Neben materiellen Schwierigkeiten im Zusammenhang mit dem Krieg in der Ukraine bedeutet der Fund, dass die Fertigstellung des Praters laut Benn noch in weiter Ferne liegt: »Wir haben die Pflicht, nach Wegen zu suchen, solche Dinge freizulegen und dem Bundesgerichtshof zu präsentieren Öffentlichkeit.« Die vielen Die Anforderungen, die das Projekt nun mit sich bringe, erfordern laut dem Linken-Politiker „starke Nerven“.

Andreas Schudrowitz kann das bestätigen. „Die größte Mühe, die wir hier investieren, steckt in dieser Version aus der Jahrhundertwende“, sagt der Restaurator, dessen Firma mit der Aufgabe betraut wurde, den Prater wieder salonfähig zu machen. Ein Teil der hölzernen Gewölbekonstruktion des Tores war stark von Hausschwamm befallen. Immer wieder müssen Teile herausgesägt und wieder eingesetzt werden – ohne die Statik des Bogens zu beeinträchtigen. „Man muss auch ein bisschen naiv sein, wenn man so etwas anfängt“, sagt Schudrowitz und lacht. „Da dürfen wirklich keine Fehler passieren.“

Die Restauratoren werden nicht alle historischen Gemälde im Torbogen restaurieren können. Geplant ist, die fehlenden Teile stehen zu lassen, um „den Verlust darzustellen“, wie Schudrowitz es ausdrückt. Auch das unscharf gewordene Gemälde aus den 1860er Jahren soll hinter Belichtungsfenstern erhalten bleiben.

Der voraussichtliche Eröffnungstermin für den Prater wurde bereits einmal verschoben. Die Herausforderungen am Torbogen sorgen nun dafür, dass der Landkreis nun von einer Fertigstellung bis Frühjahr 2023 spricht. Ursprünglich war die Rede von 2020. Einen konkreten Termin will Pankow nicht nennen, 75 Prozent der Arbeiten seien mittlerweile abgeschlossen.

„Wir haben extreme materielle Sorgen und das kostet uns Zeit“, sagt Christina Lindemann, die im Prater mit der Projektleitung betraut ist. „Stahl und Bitumen sind schon lange nicht mehr da.“ Einige der Materialpreise haben sich verdoppelt.
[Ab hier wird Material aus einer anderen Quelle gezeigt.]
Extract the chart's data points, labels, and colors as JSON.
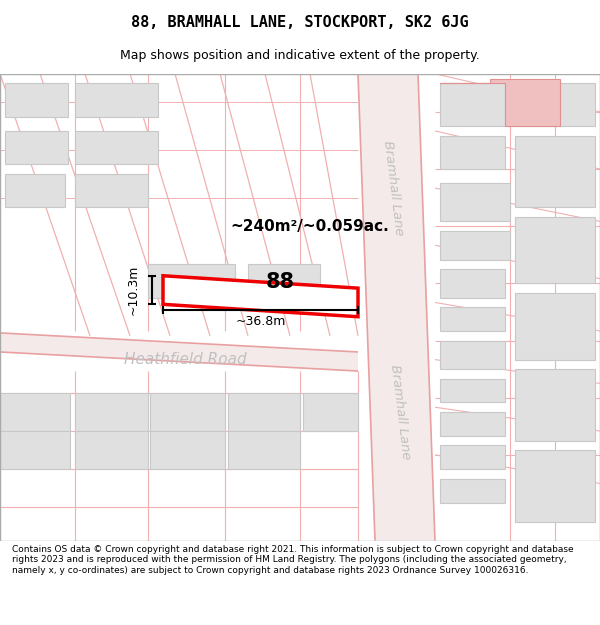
{
  "title": "88, BRAMHALL LANE, STOCKPORT, SK2 6JG",
  "subtitle": "Map shows position and indicative extent of the property.",
  "footer": "Contains OS data © Crown copyright and database right 2021. This information is subject to Crown copyright and database rights 2023 and is reproduced with the permission of HM Land Registry. The polygons (including the associated geometry, namely x, y co-ordinates) are subject to Crown copyright and database rights 2023 Ordnance Survey 100026316.",
  "area_text": "~240m²/~0.059ac.",
  "width_text": "~36.8m",
  "height_text": "~10.3m",
  "number_text": "88",
  "road_label_bramhall": "Bramhall Lane",
  "road_label_heathfield": "Heathfield Road",
  "bg_color": "#faf8f8",
  "road_fill": "#f5eaea",
  "road_line": "#e8a0a0",
  "cadastral_line": "#f0b0b0",
  "building_fill": "#e0e0e0",
  "building_edge": "#c8c8c8",
  "highlight_fill": "#ffffff",
  "highlight_edge": "#ee0000",
  "dim_color": "#000000",
  "label_color": "#c0c0c0",
  "title_font": "monospace",
  "footer_fontsize": 6.5,
  "title_fontsize": 11,
  "subtitle_fontsize": 9
}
Lindemann rechnet derzeit mit Gesamtkosten von rund zwölf Millionen Euro. Aber sie sind alle bedeckt. Die Sanierung des Praters wird aus dem Förderprogramm „Städtischer Denkmalschutz“ mit Mitteln der Senatsverwaltung für kulturelle Angelegenheiten und des Landkreises finanziert. Auch die Deutsche Stiftung Denkmalschutz beteiligt sich mit 75.000 Euro an der Sanierung.

Auch wenn der Durchgang durch den Prater zu einem Prunkstück der Restaurierung wird, ist es doch letztlich die ersehnte Wiedereröffnung des angrenzenden Kulturzentrums. Herzstück des Gebäudes ist ein meterhoher Theatersaal, der ebenfalls nach historischem Vorbild restauriert wird. Unter ihrer goldenen Decke und zwischen orangefarbenen Wänden sorgt die Volksbühne künftig für Unterhaltung. Laut Lindemann sind 295 Sitzplätze für das Theater geplant. Was während der Aufführungen in der altehrwürdigen Halle erlaubt sein soll und was nicht, muss allerdings noch diskutiert werden.

Pankow hingegen hat seine Pläne begraben, den angrenzenden Prater-Biergarten im Stil der DDR-Moderne umzugestalten. Der Mieter des Biergartens hatte gegen das Projekt geklagt und Recht behalten. Nach Angaben von Bezirksbürgermeister Benn hat der Bezirk seinen Berufungsantrag nun zurückgezogen.